Trois grands leaders africains, jadis célébrés dans les grandes conférences africaines -Eduardo Dos Santos, Jacob Zuma, Robert Mugabe- ont quitté récemment le pouvoir en facilitant l’accession de leur dauphin. Ils pensaient gagner leur mansuétude. Ils se sont bien trompés…
Les avanies des vieux despotes déchus sont bien connues. Ne parlons pas des chefs d’État qui périssent dans la révolte de leur peuple ou qui prennent précipitamment le chemin de l’exil. Leur bannissement n’est d’ailleurs pas toujours synonyme de retraite dorée. Attachons-nous plutôt à revenir sur trois personnalités africaines à la longévité politique exceptionnelle, héros de l’indépendance de leur pays, qui ont dû quitter le pouvoir, à quelques mois d’intervalle, en essayant de ménager leur sortie et de protéger leur famille et leur clan. Peine perdue.
Les dauphins ne sont guère magnanimes
Dans un lointain passé, en 1982, Ahmadou Ahidjo avait démissionné pour mettre le pied à l’étrier à son dauphin, Paul Biya. On connaît la suite funeste pour le premier président camerounais. Aujourd’hui, dans des contextes très différents, on peut s’interroger sur les relations désormais sans concession, en Angola, de Joao Lourenço avec José Eduardo dos Santos, en Afrique du Sud, de Cyril Ramaphosa avec Jacob Zuma et au Zimbabwe entre Emmerson Mnangagwa et Robert Mugabe. José Eduardo dos Santos, Jacob Zuma et Robert Mugabe n’avaient-ils pas mis leurs espoirs de succession paisible en ces trois compagnons de route, au-dessus de tous soupçons de trahison.
La disgrâce de José Eduardo dos Santos et de sa famille
A la tête de l’État pendant 38 années (1979-2017), José Éduardo dos Santos (76 ans) a d’abord abandonné la présidence de la République, le 26 septembre 2017, à son dauphin Joao Lourenço (64 ans), puis contraint de lui céder les rênes du Mouvement populaire de libération de l’Angola (MPLA) qu’il présidait depuis plus de 40 ans.

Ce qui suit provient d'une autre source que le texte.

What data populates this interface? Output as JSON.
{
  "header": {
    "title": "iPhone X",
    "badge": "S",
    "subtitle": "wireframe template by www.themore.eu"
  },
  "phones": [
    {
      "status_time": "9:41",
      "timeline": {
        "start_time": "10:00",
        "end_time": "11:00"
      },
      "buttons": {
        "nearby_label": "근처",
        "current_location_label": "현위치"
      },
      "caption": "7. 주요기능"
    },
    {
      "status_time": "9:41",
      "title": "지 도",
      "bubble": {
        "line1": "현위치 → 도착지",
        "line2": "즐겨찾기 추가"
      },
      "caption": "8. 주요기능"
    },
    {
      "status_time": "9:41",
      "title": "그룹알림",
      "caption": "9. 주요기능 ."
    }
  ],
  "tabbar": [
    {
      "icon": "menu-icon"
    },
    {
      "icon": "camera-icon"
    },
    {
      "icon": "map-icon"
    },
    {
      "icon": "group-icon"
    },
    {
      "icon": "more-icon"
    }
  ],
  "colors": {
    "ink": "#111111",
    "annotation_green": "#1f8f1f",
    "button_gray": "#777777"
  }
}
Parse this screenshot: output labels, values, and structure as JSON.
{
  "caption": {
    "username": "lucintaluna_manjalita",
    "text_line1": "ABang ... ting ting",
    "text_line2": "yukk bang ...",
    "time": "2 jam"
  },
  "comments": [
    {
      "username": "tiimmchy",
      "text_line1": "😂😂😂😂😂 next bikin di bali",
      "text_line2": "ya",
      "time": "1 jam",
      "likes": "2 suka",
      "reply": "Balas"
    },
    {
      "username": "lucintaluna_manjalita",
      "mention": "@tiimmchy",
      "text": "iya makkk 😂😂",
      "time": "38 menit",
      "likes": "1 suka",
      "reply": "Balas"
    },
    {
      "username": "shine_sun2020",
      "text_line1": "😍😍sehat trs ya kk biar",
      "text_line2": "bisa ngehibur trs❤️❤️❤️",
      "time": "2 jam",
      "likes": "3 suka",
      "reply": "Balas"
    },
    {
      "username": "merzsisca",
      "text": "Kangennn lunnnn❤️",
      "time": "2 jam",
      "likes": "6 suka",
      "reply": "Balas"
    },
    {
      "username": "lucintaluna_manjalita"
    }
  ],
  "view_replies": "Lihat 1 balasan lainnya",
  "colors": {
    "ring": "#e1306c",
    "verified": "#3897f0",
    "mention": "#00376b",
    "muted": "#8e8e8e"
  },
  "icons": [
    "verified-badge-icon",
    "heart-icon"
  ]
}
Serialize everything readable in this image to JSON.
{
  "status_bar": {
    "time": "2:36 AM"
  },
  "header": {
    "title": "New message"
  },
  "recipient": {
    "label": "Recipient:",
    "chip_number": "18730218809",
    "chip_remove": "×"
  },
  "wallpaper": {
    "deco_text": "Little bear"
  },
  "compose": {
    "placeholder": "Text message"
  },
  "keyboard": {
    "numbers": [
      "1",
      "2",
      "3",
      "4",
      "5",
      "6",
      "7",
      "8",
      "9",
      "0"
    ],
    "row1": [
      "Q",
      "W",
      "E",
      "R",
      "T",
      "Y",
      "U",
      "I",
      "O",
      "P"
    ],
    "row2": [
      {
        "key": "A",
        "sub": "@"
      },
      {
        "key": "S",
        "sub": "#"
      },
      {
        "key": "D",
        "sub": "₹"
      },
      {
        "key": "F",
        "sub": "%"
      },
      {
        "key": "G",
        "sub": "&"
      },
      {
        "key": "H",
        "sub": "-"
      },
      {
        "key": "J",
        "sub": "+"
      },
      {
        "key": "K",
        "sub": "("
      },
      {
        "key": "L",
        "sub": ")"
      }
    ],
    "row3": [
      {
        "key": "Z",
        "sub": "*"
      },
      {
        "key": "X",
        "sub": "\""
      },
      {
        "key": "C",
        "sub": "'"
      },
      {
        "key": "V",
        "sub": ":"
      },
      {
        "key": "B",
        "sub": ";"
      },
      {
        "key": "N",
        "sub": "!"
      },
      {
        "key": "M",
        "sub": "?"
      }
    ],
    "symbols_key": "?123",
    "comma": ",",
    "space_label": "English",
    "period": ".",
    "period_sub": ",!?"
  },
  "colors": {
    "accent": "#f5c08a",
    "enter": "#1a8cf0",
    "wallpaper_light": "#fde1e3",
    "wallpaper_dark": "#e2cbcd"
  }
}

Joao Lourenço n’a pas tardé à lancer des opérations judiciaires contre la corruption et le népotisme visant la famille du vieux leader déchu, notamment sa fille Isabel dos Santos, son gendre Sindika Dokolo et son fils José Filomeno dos Santos. Isabel a été évincée de la Sonangol, société nationale des hydrocarbures, et ses sociétés comme Atlantic Ventures, perdent les marchés publics obtenus sous le règne du « Camarade N°1 ». Le frère d’Isabel, José Filomeno est en détention préventive depuis le 24 septembre 2018, pour détournement de fonds de 500 millions de dollars, du Fonds souverain qu’il dirigeait. Les purges ne font que commencer dans le famille dos Santos.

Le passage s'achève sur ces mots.